Image source: The Motley Fool
Legendary investor Warren Buffett is no longer running the game Berkshire Hathaway (even though he is sitting on a chair).
But I think there is still a lot for the young private investor to learn from the billionaire Sage of Omaha’s wisdom when hunting for stocks to buy.
Here are three UK stocks that I think exemplify the kinds of characteristics that Warren Buffett often says he looks for in stocks to buy.
Diageo
First, a share that Warren Buffett actually bought (and later sold) in the past, when he traded under the name Guinness.
Today the black stuff is still an important brand in his portfolio of premium drinks Diageo (LSE: DGE). It also owns premium spirits brands.
Warren Buffett likes well-established brands that can command a price premium (he is a long-term shareholder Coca-Cola).
He also likes the fact that consumer goods products can build customer loyalty, keeping people coming back year after year.
But while Diageo is hugely profitable, there is a risk that changing drinking habits could hurt sales revenue.
That was one of the reasons for Warren Buffett’s investment Kraft Heinz he is doing wrong on many other deals he has made: consumers are increasingly losing their taste for processed foods. There is a risk that the same trend could harm the sale of alcohol.
However, I have Diageo shares with no plans to sell. Like Warren Buffett, I aim to be a long-term investor.
JD Wetherspoon
Sticking to alcohol – although food and accommodation is also part of your business – I think JD Wetherspoon (LSE: JDW) is a share investors should consider.
Warren Buffett likes a business to have what he calls “the canal”: a competitive advantage that sets them apart from their competitors. Spoons has something else in my opinion: a national chain of individually named bars, benefiting from economies of scale. Its value proposition to drinkers is unrivaled on a national scale.

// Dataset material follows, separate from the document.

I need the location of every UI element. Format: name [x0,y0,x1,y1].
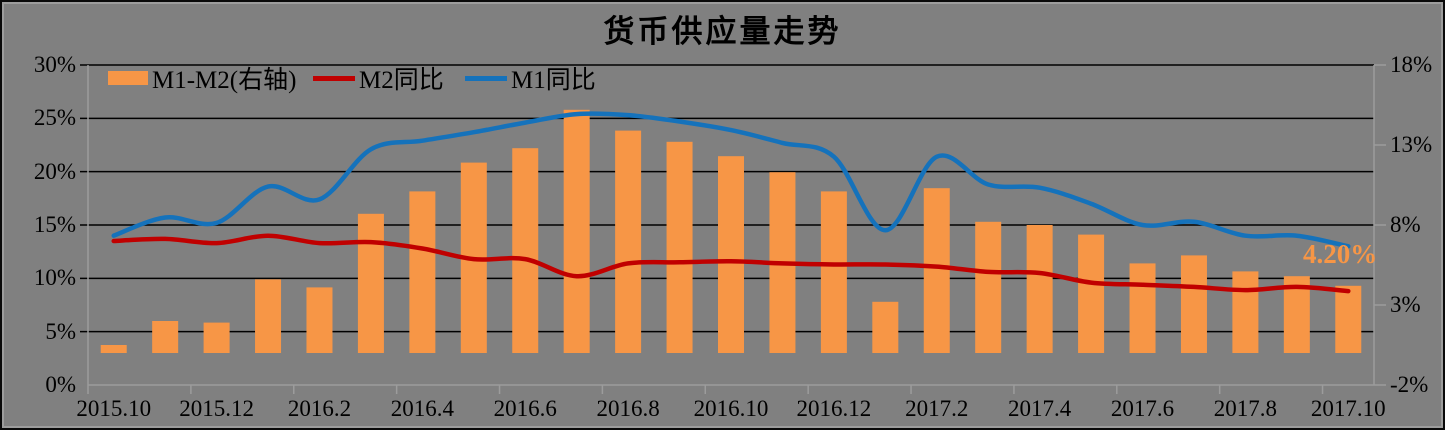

While falling alcohol sales are hurting Diageo, the wider supply of Spoons means it remains in growth mode.
The risk I see, he often mentions, is that rising national insurance, alcohol tax, and wage costs are eating away at already shrinking profit margins.
However, with its strong reputation and large customer base, I see a lot to like about the business.
Bunzl
20 years ago, Berkshire, under Warren Buffett, bought McLane from it Walmart. Maclane is a grocery and food service distributor, now owned by Berkshire.
Like grocery sales, industrial operations tend to be high volume but with low profit margins. So efficiency and economy of scale are important.
That is also true for an international shipping company in the UK Bunzl (LSE: BNZL).
Bunzl sells plastic spoons, cups, take-out boxes, paper towels, liquid soap, and thousands of other small but important products that food service operators need to keep running.
Such a business benefits from continuous demand throughout the economic cycle. People still need to eat and the cleaning continues.
Another thing I like is Bunzl’s annual dividend increases. Warren Buffett’s stake in Coca-Cola showed how decades of annual dividend growth can add up.
Bunzl’s share price is down 37% for the year. Uneven performance in north America remains a risk.
But the company was talking about it and I recently bought more Bunzl shares.